Being Mindful of the Anti-Boycott Law
The Israel Anti-Boycott Act (S.720 and H.R.1697), a bill in Congress attracting debate, is considered by some to protect the interests of the United States and by others to violate the First Amendment right to free speech. Regardless of how the proposed legislation pans out, it is casting a spotlight on existing U.S. anti-boycott laws and regulations that are often overlooked when structuring cross-border transactions. These laws require serious consideration.
January 03, 2018 at 10:31 AM
4 minute read
Lazaro Vazquez, left, and Francis Rodriguez, right.
The Israel Anti-Boycott Act (S.720 and H.R.1697), a bill in Congress attracting debate, is considered by some to protect the interests of the United States and by others to violate the First Amendment right to free speech. Regardless of how the proposed legislation pans out, it is casting a spotlight on existing U.S. anti-boycott laws and regulations that are often overlooked when structuring cross-border transactions. These laws require serious consideration.
International deals are complex and can be expensive, and they expose the parties involved to regulations both in the United States and in foreign countries. In some circumstances, merely entering into a contract with a foreign party can result in a violation of the U.S. anti-boycott laws.
Prevailing U.S. anti-boycott laws include the 1977 amendments to the Export Administration Act (EAA) and the Ribicoff Amendment to the Tax Reform Act (TRA) of 1976. Their main goal is to discourage participation in economic boycotts of countries friendly to the United States. The EAA amendments are enforced by the U.S. Department of Commerce, and the TRA amendment is enforced by the U.S. Department of Treasury.
Generally, the consequences imposed by the U.S. Treasury for participating in a forbidden boycott include a partial loss of foreign tax credits and treatment of certain boycott-related income as Subpart F income. The EAA prohibits U.S. persons from refusing to do business with a boycotted firm or in a boycotted country. A violation of the EAA can result in administrative penalties of up to $250,000 per violation or twice the value of the transaction, whichever is greater. Criminal violations of the EAA can result in penalties of up to $1 million or 20 years in prison for each violation.
Practitioners negotiating cross-border deals should pay special attention to local law clauses and their application. Some jurisdictions, such as the Middle East, have laws “boycotting” Israel. The U.S. Treasury imposes harsh penalties on a U.S. taxpayer who enters into a contract in which it agrees to comply with the laws, regulations, requirements or administrative practices of a boycotting country. However, drafters can avoid penalties if they “except out” of compliance penalized by U.S. law. Phrases such as “except to the extent such compliance is penalized under the laws of the United States” or “except to the extent inconsistent with U.S. law” will do the trick. Unlike under the TRA, the EAA allows U.S. persons to agree to comply with the laws of a boycotting country in a contract so long as they are bona fide residents of such boycotting country.
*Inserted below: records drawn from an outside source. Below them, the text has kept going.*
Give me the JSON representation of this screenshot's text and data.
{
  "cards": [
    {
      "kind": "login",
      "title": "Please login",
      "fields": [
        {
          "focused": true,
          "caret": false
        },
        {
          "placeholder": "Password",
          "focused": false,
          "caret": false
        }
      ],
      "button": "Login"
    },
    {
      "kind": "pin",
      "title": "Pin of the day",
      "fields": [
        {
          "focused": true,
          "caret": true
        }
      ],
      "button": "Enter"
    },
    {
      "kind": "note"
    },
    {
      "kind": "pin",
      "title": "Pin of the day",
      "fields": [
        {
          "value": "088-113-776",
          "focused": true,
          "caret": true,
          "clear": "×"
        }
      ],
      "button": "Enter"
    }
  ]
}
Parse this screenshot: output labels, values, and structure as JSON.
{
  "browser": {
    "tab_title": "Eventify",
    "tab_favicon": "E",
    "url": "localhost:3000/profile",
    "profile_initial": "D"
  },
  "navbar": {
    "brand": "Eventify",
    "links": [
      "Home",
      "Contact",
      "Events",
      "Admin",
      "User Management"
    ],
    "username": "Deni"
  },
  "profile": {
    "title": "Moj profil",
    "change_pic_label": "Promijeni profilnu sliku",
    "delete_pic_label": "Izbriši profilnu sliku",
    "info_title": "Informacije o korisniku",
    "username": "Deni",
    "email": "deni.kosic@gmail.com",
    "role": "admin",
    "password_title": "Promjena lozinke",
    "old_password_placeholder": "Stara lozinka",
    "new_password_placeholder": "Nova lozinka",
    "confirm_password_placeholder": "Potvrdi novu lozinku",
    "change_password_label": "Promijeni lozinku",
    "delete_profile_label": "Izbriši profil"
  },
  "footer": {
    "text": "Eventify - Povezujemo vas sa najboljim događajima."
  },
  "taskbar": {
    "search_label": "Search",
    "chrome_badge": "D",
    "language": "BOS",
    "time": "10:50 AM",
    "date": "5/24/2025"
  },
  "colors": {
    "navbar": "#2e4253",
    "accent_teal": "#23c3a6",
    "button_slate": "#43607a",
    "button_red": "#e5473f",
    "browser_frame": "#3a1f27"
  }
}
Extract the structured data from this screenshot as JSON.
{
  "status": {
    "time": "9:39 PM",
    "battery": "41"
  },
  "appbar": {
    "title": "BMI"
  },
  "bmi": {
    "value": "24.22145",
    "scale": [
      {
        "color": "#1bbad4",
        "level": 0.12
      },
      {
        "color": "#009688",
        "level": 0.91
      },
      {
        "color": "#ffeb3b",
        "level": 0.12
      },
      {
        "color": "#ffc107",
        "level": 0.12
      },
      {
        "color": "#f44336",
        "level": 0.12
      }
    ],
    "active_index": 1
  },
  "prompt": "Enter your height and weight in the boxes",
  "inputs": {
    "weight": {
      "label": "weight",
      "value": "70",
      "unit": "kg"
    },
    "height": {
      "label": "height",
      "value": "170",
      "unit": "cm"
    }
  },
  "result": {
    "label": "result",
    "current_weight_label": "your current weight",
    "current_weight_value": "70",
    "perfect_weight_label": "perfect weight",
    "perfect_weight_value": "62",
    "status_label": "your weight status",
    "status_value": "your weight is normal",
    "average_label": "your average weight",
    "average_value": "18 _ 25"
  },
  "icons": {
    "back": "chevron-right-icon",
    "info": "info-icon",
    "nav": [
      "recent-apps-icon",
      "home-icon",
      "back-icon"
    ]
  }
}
On a brighter note, clauses dictating that the laws of a boycotting country will apply to the performance of a contract are acceptable under both the TRA and EAA.
The bill before Congress would extend existing anti-boycott laws to boycotts fostered by international organizations, such as the United Nations or the European Union.
Counsel to U.S. taxpayers and U.S. persons contemplating cross-border transactions should carefully review and be prepared to negotiate the terms of any local law clauses present in related contracts. If such terms are non-negotiable, it is advisable to consider restructuring the contemplated deal so that the parties involved are neither U.S. taxpayers nor U.S. persons. They should also advise their clients to steer clear from conduct that may constitute participation in a forbidden boycott. Something as simple as the termination of a business relationship with a company doing business in a boycotted country, coupled with the signing of a contract, may lead to a determination that participation has taken place.
These upfront considerations can help avoid costly penalties and adverse tax consequences resulting from a violation of the U.S. anti-boycott laws.
Lazaro I. Vazquez is an attorney in the Miami office of Shutts & Bowen, where he is a member of the corporate practice group.
Francis E. Rodríguez is the Miami office managing partner of Shutts & Bowen, where he is co-chair of the tax and international law practice group.